Machine Learning / Data Mining
Periodicity Detection in Temporal Sequences
Periodicity is a particularly interesting feature, which is often inherent in real world time series data sets. In this article we propose a data mining technique for detecting multiple partial and approximate periodicities. Our approach is exploratory and follows a filter/refine paradigm. In the filter phase we introduce an autocorrelation-based algorithm that produces a set of candidate partial periodicities. The algorithm is extended to capture ap-proximate periodicities. In the refine phase we effectively prune invalid periodicities. We conducted a series of experiments with various real world data sets to test the performance and verify the quality of the results.
Knowledge Discovery from Biological Data
The recent technological advances have assisted the conduct of large scale experiments and research projects, leading to an exponential growth of biological data. The use of computers is demanded for the organization, the maintenance and the analysis of these data. This is the mission of bioinformatics, an interdisciplinary field at the intersection of biology, computer science and information technology. The analysis of DNA and protein sequences, the study of gene expression and the accurate prediction of protein structure are some of the most important problems in bioinformatics. Scientists, in order to analyse these data, often have to use exploratory methods instead of confirming already suspected hypotheses. Data mining is a research area that aims to provide the analysts with novel and efficient computational tools to overcome the obstacles and constraints posed by the traditional statistical methods. Selection, preprocessing and transformation of the data, selection and application of the data mining algorithm, interpretation of the results and evaluation of the produced knowledge are essential steps in the knowledge discovery process. The goal of this research activity is to provide novel or extend existing knowledge discovery methods for the analysis of biological data. The application of knowledge discovery in order to gain new biological insights is also within the scope of this research area.
Learning for Planning
This research activity involves learning domain knowledge for selection among different planning methods based on data concerning the performance (speed and quality) of these methods. We have modelled the problem of planning method selection using various approaches and applied it for a) the automatic configuration of the planning parameters of planning systems and b) the selection among different planning systems.
This research activity involves methods for combining multiple predictive models in order to increase the accuracy of single models. We have used statistical methods for selecting the best subset from an ensemble of classification algorithms and combined the decisions of the selected models through weighted voting. The results of this approach have very high accuracy and low computational complexity compared to other state-of-the-art classifier combination methods.
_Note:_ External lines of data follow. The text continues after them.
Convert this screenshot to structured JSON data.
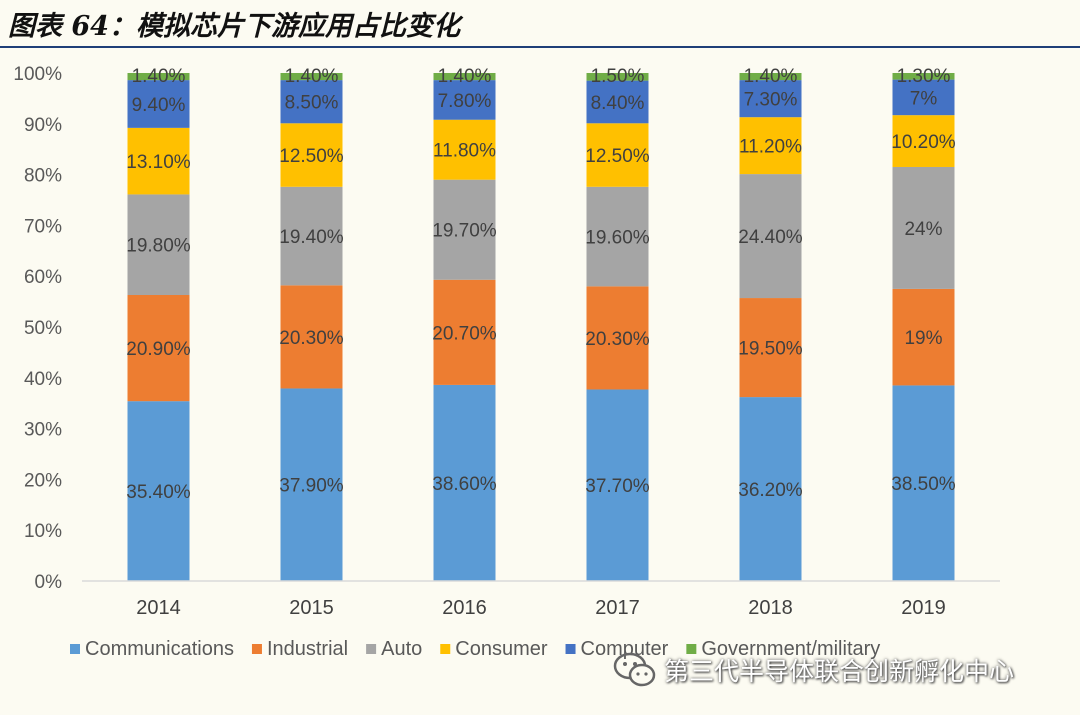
{
  "title": "图表 64：模拟芯片下游应用占比变化",
  "watermark": "第三代半导体联合创新孵化中心",
  "chart_data": {
    "type": "bar",
    "stacked": true,
    "categories": [
      "2014",
      "2015",
      "2016",
      "2017",
      "2018",
      "2019"
    ],
    "series": [
      {
        "name": "Communications",
        "color": "#5b9bd5",
        "values": [
          35.4,
          37.9,
          38.6,
          37.7,
          36.2,
          38.5
        ],
        "labels": [
          "35.40%",
          "37.90%",
          "38.60%",
          "37.70%",
          "36.20%",
          "38.50%"
        ]
      },
      {
        "name": "Industrial",
        "color": "#ed7d31",
        "values": [
          20.9,
          20.3,
          20.7,
          20.3,
          19.5,
          19.0
        ],
        "labels": [
          "20.90%",
          "20.30%",
          "20.70%",
          "20.30%",
          "19.50%",
          "19%"
        ]
      },
      {
        "name": "Auto",
        "color": "#a5a5a5",
        "values": [
          19.8,
          19.4,
          19.7,
          19.6,
          24.4,
          24.0
        ],
        "labels": [
          "19.80%",
          "19.40%",
          "19.70%",
          "19.60%",
          "24.40%",
          "24%"
        ]
      },
      {
        "name": "Consumer",
        "color": "#ffc000",
        "values": [
          13.1,
          12.5,
          11.8,
          12.5,
          11.2,
          10.2
        ],
        "labels": [
          "13.10%",
          "12.50%",
          "11.80%",
          "12.50%",
          "11.20%",
          "10.20%"
        ]
      },
      {
        "name": "Computer",
        "color": "#4472c4",
        "values": [
          9.4,
          8.5,
          7.8,
          8.4,
          7.3,
          7.0
        ],
        "labels": [
          "9.40%",
          "8.50%",
          "7.80%",
          "8.40%",
          "7.30%",
          "7%"
        ]
      },
      {
        "name": "Government/military",
        "color": "#70ad47",
        "values": [
          1.4,
          1.4,
          1.4,
          1.5,
          1.4,
          1.3
        ],
        "labels": [
          "1.40%",
          "1.40%",
          "1.40%",
          "1.50%",
          "1.40%",
          "1.30%"
        ]
      }
    ],
    "ylim": [
      0,
      100
    ],
    "yticks": [
      "0%",
      "10%",
      "20%",
      "30%",
      "40%",
      "50%",
      "60%",
      "70%",
      "80%",
      "90%",
      "100%"
    ],
    "grid": false,
    "legend": "bottom"
  }
}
Text Learning is the application of Machine Learning techniques on Textual Data. Thanks to the growth of the Internet and the World Wide Web, this area of Machine Learning has now the largest application field in existence. Basic text learning applications are document organization, author identification, document summarization and text filtering. Those applications, among with many many others can be applied in several domains such as the world wide web, e-mail messages, newsgroups, blogs or even large e-libraries.
We currently focus our research on textual data streams, such as e-mails and news feeds and the problem of concept drift which occurs in these type of applications. This phenomenon appears in classification problems where the concept of the target class changes over time. In spam filtering for example, junk mail messages are being changed all the time by the spammers in order to avoid conventional filters, or in an application where a classifier is assigned to separate interesting from uninteresting messages in a newsgroup, the user's interests may vary from time to time. We therefore, try to develop better incremental algorithms which can follow this alteration of concept by constantly updating the classifier in use but at the same time selecting the best feature subset for classification.
Reinforcement Learning addresses the problem of how a learning system (agent) can learn a behavior through trial-and-error interactions with a dynamic environment. The basic idea is that the agent is evaluated by a reinforcement signal that is taken from the environment as assessment of its performance. The goal of the agent is to maximize the long-run sum of values of the reinforcement signal.
We currently we focus our research on the problem of combining multiple predictive models into an ensemble using Reinforcement Learning.